(a) In the standard notation \xi \equiv \sqrt{m \omega / \hbar} x, \alpha \equiv(m \omega / \pi \hbar)^{1 / 4} .
\Psi(x, 0)=A(1-2 \xi)^{2} e^{-\xi^{2} / 2}=A\left(1-4 \xi+4 \xi^{2}\right) e^{-\xi^{2} / 2} .
It can be expressed as a linear combination of the first three stationary states (Eq. 2.60 and 2.63, and Problem 2.10):
\psi_{0}(x)=\left(\frac{m \omega}{\pi \hbar}\right)^{1 / 4} e^{-\frac{m \omega}{2 \hbar} x^{2}} (2.60).
\psi_{1}(x)=A_{1} \hat{a}_{+} \psi_{0}=\frac{A_{1}}{\sqrt{2 \hbar m \omega}}\left(-\hbar \frac{d}{d x}+m \omega x\right)\left(\frac{m \omega}{\pi \hbar}\right)^{1 / 4} e^{-\frac{m \omega}{2 \hbar} x^{2}}
=A_{1}\left(\frac{m \omega}{\pi \hbar}\right)^{1 / 4} \sqrt{\frac{2 m \omega}{\hbar}} x e^{-\frac{m \omega}{2 \hbar} x^{2}} (2.63).
\psi_{0}(x)=\alpha e^{-\xi^{2} / 2} ,
\psi_{1}(x)=\sqrt{2} \alpha \xi e^{-\xi^{2} / 2} ,
\psi_{2}(x)=\frac{\alpha}{\sqrt{2}}\left(2 \xi^{2}-1\right) e^{-\xi^{2} / 2} .
So \Psi(x, 0)=c_{0} \psi_{0}+c_{1} \psi_{1}+c_{2} \psi_{2}=\alpha\left(c_{0}+\sqrt{2} \xi c_{1}+\sqrt{2} \xi^{2} c_{2}-\frac{1}{\sqrt{2}} c_{2}\right) e^{-\xi^{2} / 2} , with (equating like powers)
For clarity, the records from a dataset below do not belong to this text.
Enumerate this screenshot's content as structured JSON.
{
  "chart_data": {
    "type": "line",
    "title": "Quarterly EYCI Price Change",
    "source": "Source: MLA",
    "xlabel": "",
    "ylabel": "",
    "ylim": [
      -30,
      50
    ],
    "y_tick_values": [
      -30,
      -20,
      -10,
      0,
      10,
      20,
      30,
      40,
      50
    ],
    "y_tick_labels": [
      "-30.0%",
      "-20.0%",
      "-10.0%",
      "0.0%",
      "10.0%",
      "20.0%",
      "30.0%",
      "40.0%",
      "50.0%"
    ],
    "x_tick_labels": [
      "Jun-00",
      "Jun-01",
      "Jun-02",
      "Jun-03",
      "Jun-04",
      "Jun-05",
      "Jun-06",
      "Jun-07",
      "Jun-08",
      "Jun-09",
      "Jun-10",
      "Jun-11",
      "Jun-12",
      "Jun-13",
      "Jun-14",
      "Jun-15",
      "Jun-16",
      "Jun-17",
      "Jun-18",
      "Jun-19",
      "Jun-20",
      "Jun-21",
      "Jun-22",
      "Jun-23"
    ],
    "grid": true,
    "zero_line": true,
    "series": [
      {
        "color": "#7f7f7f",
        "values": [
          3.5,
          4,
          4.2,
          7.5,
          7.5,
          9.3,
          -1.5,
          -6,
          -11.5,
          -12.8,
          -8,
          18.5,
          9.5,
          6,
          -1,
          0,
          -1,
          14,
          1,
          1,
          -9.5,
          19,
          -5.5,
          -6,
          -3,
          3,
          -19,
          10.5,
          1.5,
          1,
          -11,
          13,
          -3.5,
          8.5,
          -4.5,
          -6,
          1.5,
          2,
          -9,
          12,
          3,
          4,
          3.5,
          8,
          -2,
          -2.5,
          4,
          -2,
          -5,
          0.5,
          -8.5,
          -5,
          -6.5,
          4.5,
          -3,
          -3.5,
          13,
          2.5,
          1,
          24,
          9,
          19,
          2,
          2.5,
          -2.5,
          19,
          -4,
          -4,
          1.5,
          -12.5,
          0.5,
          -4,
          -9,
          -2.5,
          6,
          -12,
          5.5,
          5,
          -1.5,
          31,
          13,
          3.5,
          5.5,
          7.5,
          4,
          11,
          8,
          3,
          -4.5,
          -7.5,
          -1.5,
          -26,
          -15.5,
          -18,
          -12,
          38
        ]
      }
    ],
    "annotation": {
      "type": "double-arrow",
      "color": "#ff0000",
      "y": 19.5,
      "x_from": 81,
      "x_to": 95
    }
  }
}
\begin{cases}\alpha \sqrt{2} c_{2}=4 A & \Rightarrow c_{2}=2 \sqrt{2} A / \alpha \\ \alpha \sqrt{2} c_{1}=-4 A & \Rightarrow c_{1}=-2 \sqrt{2} A / \alpha \\ \alpha\left(c_{0}-c_{2} / \sqrt{2}\right)=A & \Rightarrow c_{0}=(A / \alpha)+c_{2} / \sqrt{2}=(1+2) A / \alpha=3 A / \alpha\end{cases} .
Normalizing: 1=\left|c_{0}\right|^{2}+\left|c_{1}\right|^{2}+\left|c_{2}\right|^{2}=(8+8+9)(A / \alpha)^{2}=25(A / \alpha)^{2} \Rightarrow A=\alpha / 5 = \frac{1}{5}\left(\frac{m \omega}{\pi \hbar}\right)^{1 / 4} .
c_{0}=\frac{3}{5}, \quad c_{1}=-\frac{2 \sqrt{2}}{5}, \quad c_{2}=\frac{2 \sqrt{2}}{5} .
(b) You could get \frac{1}{2} \hbar \omega probability, \frac{9}{25} ; \frac{3}{2} \hbar \omega, , probability \frac{8}{25} ; \frac{5}{2} \hbar \omega, , probability \frac{8}{25}
\langle H\rangle=\frac{9}{25}\left(\frac{1}{2} \hbar \omega\right)+\frac{8}{25}\left(\frac{3}{2} \hbar \omega\right)+\frac{8}{25}\left(\frac{5}{2} \hbar \omega\right)=\frac{\hbar \omega}{50}(9+24+40) = \frac{73}{50} \hbar \omega .
(c)
\Psi(x, t)=\frac{3}{5} \psi_{0} e^{-i \omega t / 2}-\frac{2 \sqrt{2}}{5} \psi_{1} e^{-3 i \omega t / 2}+\frac{2 \sqrt{2}}{5} \psi_{2} e^{-5 i \omega t / 2}=e^{-i \omega t / 2}\left[\frac{3}{5} \psi_{0}-\frac{2 \sqrt{2}}{5} \psi_{1} e^{-i \omega t}+\frac{2 \sqrt{2}}{5} \psi_{2} e^{-2 i \omega t}\right] .
To change the sign of the middle term we need e^{-i \omega T}=-1 (then e^{-2 i \omega T}=1 ); evidently \omega T=\pi , or T = π/ω.